Plus, what parents need to know, too.

By Alyssa Brown
October 11, 2018

Having lots of time to spend with family and friends on the beach, in the mountains, or in any other beautiful locale is one of the biggest perks associated with planning a destination wedding. But as much fun as it is to plan a weekend packed with activities, it's important to take a moment to consider the families traveling with children. If you haven't selected family-friendly activities, you may want to help your guests arrange childcare for their little ones (or be okay with the fact that not everyone will attend every event). After all, kids have a specific set of needs and the more information and support you can give the parents, the easier the trip will be on everyone. As for parents of small children attending a destination wedding, there are things you can do, too. Here, the ins and outs of childcare for far-flung celebrations.

RELATED: WAYS YOU CAN MAKE YOUR DESTINATION WEDDING A LITTLE MORE AFFORDABLE FOR YOUR GUESTS

Provide details.

Wedding planner Alicia Fritz of A Day in May Events explains that parents need to know as much detail in advance as possible when it comes to childcare for a destination wedding.

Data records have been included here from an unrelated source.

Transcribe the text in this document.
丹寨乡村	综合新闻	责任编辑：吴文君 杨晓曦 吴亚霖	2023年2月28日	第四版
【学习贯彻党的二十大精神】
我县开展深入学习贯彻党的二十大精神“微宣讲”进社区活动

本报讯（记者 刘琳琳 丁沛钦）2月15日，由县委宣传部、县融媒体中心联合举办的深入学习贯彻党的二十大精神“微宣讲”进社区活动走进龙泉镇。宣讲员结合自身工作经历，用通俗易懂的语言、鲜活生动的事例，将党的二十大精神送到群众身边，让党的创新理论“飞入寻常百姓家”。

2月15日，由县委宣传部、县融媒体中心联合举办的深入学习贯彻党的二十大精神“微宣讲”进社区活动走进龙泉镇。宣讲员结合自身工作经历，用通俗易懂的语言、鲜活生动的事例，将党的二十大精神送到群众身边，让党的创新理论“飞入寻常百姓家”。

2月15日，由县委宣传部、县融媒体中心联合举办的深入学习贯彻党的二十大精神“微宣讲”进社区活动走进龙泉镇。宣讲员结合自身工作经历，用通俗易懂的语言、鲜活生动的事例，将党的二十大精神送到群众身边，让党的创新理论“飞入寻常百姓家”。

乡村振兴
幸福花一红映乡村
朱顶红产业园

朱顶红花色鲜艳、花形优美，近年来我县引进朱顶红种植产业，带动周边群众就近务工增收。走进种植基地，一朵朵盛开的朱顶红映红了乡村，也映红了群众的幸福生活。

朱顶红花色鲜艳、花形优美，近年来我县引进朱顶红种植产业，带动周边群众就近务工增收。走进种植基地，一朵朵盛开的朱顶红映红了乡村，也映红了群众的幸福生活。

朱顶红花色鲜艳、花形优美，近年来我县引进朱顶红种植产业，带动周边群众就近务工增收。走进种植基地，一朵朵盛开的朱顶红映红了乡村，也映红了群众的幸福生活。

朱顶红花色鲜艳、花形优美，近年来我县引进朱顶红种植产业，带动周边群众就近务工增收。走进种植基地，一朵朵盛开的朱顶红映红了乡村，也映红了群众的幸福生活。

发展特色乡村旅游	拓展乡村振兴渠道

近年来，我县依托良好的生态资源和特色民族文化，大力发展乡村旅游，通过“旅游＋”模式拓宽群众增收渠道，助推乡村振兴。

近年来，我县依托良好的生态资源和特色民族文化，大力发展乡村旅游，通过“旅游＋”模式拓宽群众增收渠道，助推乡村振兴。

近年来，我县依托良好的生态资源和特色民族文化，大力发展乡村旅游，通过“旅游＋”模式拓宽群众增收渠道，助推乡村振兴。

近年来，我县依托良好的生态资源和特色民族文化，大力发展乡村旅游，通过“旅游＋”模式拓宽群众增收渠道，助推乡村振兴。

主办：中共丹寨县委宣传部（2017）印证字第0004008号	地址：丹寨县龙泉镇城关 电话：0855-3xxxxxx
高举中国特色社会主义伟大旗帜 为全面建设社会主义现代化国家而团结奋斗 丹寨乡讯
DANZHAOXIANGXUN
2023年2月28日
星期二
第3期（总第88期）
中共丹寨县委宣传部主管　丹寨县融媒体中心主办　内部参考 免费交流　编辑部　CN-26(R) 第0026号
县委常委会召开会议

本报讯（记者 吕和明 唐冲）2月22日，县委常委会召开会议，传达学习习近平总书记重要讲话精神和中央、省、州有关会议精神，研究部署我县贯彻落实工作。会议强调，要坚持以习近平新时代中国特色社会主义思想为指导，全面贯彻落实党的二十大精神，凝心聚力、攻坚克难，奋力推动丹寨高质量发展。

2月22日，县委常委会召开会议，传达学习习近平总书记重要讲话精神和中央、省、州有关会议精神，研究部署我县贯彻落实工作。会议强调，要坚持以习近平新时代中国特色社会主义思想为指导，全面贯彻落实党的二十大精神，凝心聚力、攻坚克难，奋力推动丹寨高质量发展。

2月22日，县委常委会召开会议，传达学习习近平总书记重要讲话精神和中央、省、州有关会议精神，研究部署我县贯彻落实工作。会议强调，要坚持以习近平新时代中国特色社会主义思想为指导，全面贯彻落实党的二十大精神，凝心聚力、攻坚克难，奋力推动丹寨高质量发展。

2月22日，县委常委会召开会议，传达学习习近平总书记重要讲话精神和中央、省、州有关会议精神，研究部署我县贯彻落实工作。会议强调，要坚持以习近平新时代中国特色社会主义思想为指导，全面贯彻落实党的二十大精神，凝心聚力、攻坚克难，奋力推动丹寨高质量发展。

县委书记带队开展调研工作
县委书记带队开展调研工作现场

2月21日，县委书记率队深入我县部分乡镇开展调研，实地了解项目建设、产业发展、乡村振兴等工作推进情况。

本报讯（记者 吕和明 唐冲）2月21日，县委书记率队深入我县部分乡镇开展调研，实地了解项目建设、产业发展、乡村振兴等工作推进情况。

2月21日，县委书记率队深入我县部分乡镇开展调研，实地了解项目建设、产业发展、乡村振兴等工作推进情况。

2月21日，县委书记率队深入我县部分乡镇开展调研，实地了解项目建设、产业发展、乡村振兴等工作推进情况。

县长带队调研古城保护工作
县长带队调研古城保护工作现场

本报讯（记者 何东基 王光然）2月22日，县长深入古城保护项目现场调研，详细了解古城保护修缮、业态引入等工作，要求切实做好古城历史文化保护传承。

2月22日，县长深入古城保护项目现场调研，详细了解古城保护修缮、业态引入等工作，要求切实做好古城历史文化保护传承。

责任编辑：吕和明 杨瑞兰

She recommends that couples ask their venue or local vendors for childcare recommendations, then provide guests with information like a direct phone number, how far in advance they need to book and confirm the sitter, maximum hours for childcare, where the kids can be dropped off and picked up, the cost, and how many kids the caretakers manage at a time. All this information can be posted on a wedding website or communicated to parents individually.

Convenience is key.

As many destination weddings take place at resorts, it may be best to have the kids all in one hotel room throughout the reception. This makes it easy for parents to check on their little ones. "If the reception is at a remote location," Fritz notes, "there often may not be space or room designated for kids at the venue, so planning for childcare wherever the family is staying is usually the easiest for both the parents and their children."

Plan family-friendly events.

With careful planning, there's no reason why your wedding welcome party, post-nuptial brunch, and any other weekend activities can't be made suitable for small children. Planning a pool party for guests upon arrival? Let your guests bring their kids along. You may want to give youngsters inflatable pool floats and safety devices, plus sunscreen, water toys, and goggles to keep them busy. An on-site lifeguard is a nice touch, too (actually, it's a good idea whether or not kids will be there!).

Discuss the options.

If you were considering providing childcare but there are only a couple of families traveling with kids for your destination wedding, it's probably worth having a chat with the parents about what they'd like to do. Whether their kids will be babysat in their hotel room or at the wedding venue is something they'd probably like to have a say in. You want to be sure parents are comfortable with whatever the childcare plan is, assuming you're organizing it.

Invite their caretaker.

Some parents are simply uncomfortable with their kids staying with strangers. For them, it may be a make-it or break-it factor in deciding with whether or not they attend a destination wedding. Some parents may even decide to bring along a nanny or grandparent to avoid unknown childcare providers. If you know this is the case for a family you're close with, it's a nice gesture to extend that caretaker an invitation to the ceremony so the kids can be present for some of the wedding prior to retreating to their hotel room for the night.